Regarding changes between RMS values from input to output, we observe that SH methods for N={7,8}, Spline for all M={1,2,3}, and TrI produce a bias towards smaller output RMS values of 2 dB or more for stochastic input. For TrI, it is understandable that within any triangle, three uncorrelated inputs get averaged linearly, therefore the output RMS gets reduced by stochastic instead of additive interference. For SH interpolation with N=4, this reduction only happens sparsely. The implicit minimization of the Euclidian norm for N≥5 minimizes the output RMS value, and therefore causes the observable bias towards lower RMS. This minimization might be optimistically regarded as an increase in robustness between the sampling nodes for N≤6, but it also implies a general decrease in magnitude there, a bias causing dips between the observed samples when interpolating omnidirectional directivities. Spline methods process constant inputs separately, therefore, it is reasonable to assume that the observed reduction in output RMS rather displays increased robustness to stochastic perturbation. For the chosen spatial sampling scheme, all methods appear robust enough to avoid enlarged output RMS values.

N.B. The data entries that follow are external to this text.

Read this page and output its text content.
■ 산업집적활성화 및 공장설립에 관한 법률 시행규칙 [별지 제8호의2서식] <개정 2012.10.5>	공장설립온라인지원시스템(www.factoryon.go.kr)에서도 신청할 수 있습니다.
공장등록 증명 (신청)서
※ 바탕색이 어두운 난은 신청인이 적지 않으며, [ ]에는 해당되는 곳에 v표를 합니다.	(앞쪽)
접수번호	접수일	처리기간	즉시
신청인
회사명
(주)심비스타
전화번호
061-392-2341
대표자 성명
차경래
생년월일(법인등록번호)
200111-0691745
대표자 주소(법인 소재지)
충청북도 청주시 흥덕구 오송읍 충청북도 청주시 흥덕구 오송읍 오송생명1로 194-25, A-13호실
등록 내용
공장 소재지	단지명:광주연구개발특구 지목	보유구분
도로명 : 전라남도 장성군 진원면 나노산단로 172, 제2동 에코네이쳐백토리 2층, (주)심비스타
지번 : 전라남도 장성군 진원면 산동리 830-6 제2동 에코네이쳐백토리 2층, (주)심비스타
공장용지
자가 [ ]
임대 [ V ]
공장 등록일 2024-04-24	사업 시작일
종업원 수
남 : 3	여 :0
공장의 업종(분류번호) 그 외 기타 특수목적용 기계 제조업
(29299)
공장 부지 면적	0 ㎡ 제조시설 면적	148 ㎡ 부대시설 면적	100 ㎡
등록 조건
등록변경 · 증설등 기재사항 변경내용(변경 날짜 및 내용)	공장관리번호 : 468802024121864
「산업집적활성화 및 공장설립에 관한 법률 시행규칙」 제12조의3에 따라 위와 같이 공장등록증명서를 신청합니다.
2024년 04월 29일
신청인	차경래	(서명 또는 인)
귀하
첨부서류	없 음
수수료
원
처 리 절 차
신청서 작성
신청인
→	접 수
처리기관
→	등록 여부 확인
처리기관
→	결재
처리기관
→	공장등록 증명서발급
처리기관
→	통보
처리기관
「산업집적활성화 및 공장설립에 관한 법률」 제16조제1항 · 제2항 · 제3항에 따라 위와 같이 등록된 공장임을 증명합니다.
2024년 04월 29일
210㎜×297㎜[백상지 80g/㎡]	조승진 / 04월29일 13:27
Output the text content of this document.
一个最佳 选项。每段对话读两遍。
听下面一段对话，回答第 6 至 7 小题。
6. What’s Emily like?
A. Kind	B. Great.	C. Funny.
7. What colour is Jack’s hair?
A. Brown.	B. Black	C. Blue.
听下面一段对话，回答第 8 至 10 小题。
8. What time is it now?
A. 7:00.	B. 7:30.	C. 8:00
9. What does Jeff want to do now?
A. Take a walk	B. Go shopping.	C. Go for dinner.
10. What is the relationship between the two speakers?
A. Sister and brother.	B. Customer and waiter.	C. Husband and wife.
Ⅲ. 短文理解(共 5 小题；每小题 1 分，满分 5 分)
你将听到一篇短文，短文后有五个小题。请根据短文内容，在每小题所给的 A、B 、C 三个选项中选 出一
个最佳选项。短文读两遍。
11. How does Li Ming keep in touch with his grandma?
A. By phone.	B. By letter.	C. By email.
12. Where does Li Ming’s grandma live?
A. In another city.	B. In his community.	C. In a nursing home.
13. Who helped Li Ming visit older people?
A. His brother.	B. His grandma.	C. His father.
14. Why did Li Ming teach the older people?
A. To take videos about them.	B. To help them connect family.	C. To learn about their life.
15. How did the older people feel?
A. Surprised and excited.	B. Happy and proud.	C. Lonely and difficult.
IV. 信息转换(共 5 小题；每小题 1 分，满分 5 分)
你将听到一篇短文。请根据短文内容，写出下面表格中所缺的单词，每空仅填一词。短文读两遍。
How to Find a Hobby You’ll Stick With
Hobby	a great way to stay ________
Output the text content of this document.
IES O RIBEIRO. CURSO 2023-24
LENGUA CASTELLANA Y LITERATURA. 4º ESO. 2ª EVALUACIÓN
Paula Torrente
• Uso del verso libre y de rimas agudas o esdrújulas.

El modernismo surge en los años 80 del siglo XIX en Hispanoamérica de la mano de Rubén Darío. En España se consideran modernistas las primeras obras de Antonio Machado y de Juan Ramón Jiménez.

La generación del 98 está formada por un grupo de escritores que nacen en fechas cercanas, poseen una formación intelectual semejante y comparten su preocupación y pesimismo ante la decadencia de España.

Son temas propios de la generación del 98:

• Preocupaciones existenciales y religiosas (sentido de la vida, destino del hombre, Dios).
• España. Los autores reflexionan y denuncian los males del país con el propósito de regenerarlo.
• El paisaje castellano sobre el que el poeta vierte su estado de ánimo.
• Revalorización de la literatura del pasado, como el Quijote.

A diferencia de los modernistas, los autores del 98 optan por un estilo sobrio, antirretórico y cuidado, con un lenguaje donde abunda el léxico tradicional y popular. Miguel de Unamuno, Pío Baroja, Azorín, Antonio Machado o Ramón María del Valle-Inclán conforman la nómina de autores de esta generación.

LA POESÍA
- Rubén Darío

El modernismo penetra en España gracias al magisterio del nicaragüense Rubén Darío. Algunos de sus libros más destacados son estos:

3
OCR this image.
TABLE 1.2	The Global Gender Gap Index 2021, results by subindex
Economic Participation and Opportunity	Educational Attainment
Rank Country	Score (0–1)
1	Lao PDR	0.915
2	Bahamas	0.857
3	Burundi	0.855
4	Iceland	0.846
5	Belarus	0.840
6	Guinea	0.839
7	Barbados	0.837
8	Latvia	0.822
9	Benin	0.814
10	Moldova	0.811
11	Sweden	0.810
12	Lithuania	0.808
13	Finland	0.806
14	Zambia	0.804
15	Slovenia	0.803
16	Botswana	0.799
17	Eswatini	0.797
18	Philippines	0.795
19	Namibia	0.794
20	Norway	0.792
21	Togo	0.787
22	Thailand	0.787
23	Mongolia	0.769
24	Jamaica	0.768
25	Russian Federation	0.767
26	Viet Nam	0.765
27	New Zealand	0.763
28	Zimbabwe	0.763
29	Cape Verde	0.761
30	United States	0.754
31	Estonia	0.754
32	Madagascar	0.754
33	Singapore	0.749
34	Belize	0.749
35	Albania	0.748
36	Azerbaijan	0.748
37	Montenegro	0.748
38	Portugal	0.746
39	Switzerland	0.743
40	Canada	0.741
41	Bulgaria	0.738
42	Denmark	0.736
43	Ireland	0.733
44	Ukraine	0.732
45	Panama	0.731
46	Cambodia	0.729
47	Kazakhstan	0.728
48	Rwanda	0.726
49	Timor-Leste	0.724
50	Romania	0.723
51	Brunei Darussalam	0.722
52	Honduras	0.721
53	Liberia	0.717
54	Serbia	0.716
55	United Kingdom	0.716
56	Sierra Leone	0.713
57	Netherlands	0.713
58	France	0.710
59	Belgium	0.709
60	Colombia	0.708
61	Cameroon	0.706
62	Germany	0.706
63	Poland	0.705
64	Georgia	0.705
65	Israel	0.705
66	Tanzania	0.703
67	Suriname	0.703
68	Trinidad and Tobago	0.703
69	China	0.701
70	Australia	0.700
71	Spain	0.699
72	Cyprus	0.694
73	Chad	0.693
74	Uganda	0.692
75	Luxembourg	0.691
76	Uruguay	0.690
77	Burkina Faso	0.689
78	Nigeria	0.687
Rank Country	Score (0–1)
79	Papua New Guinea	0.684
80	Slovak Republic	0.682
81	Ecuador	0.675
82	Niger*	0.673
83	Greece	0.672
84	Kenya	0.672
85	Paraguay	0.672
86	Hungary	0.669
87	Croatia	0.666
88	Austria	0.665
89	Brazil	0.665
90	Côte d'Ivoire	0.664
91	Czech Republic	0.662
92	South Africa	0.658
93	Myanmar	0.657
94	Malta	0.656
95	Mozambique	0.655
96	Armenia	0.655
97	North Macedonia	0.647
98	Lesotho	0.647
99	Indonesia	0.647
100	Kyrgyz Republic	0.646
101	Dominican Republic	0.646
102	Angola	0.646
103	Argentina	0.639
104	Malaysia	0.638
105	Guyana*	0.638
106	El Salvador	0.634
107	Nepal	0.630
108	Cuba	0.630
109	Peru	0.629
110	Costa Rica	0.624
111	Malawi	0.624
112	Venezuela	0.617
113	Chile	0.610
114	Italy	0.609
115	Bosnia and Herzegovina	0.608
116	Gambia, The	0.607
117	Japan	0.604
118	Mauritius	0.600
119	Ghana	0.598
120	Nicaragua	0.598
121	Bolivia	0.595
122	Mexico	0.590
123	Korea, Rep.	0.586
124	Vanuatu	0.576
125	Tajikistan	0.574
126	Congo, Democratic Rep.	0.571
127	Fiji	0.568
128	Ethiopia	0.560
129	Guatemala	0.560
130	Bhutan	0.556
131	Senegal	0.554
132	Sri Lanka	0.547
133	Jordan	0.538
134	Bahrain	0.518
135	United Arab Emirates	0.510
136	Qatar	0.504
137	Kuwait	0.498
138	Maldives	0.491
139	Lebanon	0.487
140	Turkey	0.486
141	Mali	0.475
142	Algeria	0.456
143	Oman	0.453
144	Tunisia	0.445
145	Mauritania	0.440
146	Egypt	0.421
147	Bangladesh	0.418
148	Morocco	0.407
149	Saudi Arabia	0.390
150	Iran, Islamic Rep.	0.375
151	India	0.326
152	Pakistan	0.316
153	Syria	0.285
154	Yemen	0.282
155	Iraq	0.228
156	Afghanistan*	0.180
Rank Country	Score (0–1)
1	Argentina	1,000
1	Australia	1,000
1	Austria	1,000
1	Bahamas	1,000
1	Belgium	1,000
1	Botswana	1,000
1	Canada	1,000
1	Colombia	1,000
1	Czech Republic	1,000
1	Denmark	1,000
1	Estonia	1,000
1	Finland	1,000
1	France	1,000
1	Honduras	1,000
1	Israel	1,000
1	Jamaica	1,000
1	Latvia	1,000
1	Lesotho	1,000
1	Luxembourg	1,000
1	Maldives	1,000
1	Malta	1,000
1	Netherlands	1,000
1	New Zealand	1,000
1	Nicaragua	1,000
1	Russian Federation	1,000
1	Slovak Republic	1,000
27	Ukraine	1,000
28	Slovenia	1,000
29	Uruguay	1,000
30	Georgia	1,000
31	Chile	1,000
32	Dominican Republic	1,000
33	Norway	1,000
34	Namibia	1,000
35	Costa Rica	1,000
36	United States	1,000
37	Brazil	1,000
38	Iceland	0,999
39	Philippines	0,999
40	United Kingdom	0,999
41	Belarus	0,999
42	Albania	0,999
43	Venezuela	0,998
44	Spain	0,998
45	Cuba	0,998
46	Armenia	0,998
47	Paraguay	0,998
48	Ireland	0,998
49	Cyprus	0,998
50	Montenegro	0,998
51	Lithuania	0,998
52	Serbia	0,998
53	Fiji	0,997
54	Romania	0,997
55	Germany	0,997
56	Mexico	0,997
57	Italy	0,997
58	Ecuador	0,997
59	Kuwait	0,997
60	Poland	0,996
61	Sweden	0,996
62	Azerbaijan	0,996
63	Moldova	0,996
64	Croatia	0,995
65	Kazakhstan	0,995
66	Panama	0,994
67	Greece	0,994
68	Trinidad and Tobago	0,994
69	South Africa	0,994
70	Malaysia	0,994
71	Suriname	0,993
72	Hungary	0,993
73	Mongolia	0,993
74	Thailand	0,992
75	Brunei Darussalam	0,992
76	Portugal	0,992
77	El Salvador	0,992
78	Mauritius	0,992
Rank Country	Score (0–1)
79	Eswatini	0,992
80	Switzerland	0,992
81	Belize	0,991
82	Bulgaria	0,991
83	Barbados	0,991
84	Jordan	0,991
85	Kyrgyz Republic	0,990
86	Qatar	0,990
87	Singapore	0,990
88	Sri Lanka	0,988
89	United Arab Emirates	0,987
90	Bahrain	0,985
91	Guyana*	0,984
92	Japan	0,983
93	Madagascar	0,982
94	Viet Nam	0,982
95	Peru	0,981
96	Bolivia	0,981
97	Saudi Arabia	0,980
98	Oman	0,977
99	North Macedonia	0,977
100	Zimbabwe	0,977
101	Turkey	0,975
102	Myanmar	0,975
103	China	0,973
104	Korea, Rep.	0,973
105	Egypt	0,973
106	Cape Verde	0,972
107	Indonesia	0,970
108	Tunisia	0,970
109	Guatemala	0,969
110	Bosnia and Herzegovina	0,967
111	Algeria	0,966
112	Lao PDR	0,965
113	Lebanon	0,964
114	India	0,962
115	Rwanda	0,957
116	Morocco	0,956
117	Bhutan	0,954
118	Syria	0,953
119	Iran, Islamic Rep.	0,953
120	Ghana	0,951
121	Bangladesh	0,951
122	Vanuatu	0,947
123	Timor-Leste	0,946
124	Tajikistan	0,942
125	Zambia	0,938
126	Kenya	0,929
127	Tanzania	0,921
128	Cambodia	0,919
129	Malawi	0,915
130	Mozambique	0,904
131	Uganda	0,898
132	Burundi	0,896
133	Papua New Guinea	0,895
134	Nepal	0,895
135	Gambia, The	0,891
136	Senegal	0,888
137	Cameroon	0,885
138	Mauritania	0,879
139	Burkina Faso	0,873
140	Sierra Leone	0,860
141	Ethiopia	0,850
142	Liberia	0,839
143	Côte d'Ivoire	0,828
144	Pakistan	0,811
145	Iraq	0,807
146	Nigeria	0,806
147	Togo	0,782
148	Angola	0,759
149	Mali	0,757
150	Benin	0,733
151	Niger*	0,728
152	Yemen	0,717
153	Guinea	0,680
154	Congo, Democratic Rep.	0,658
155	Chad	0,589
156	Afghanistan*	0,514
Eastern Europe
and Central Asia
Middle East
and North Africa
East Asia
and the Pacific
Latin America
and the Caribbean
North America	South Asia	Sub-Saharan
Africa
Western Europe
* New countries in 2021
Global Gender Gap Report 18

As a more critical test, SH-based interpolation exhibits the largest differences between maxima in the interpolated output compared to those in the input, with around ±3 dB for N={4,5,6,7}, while the settings SH 8 and Spline 3 behave reasonably. Rigorously, TrI as a linear interpolation is capable of precisely avoiding enlarged output maxima, and the same benefit is observed for Spline 1.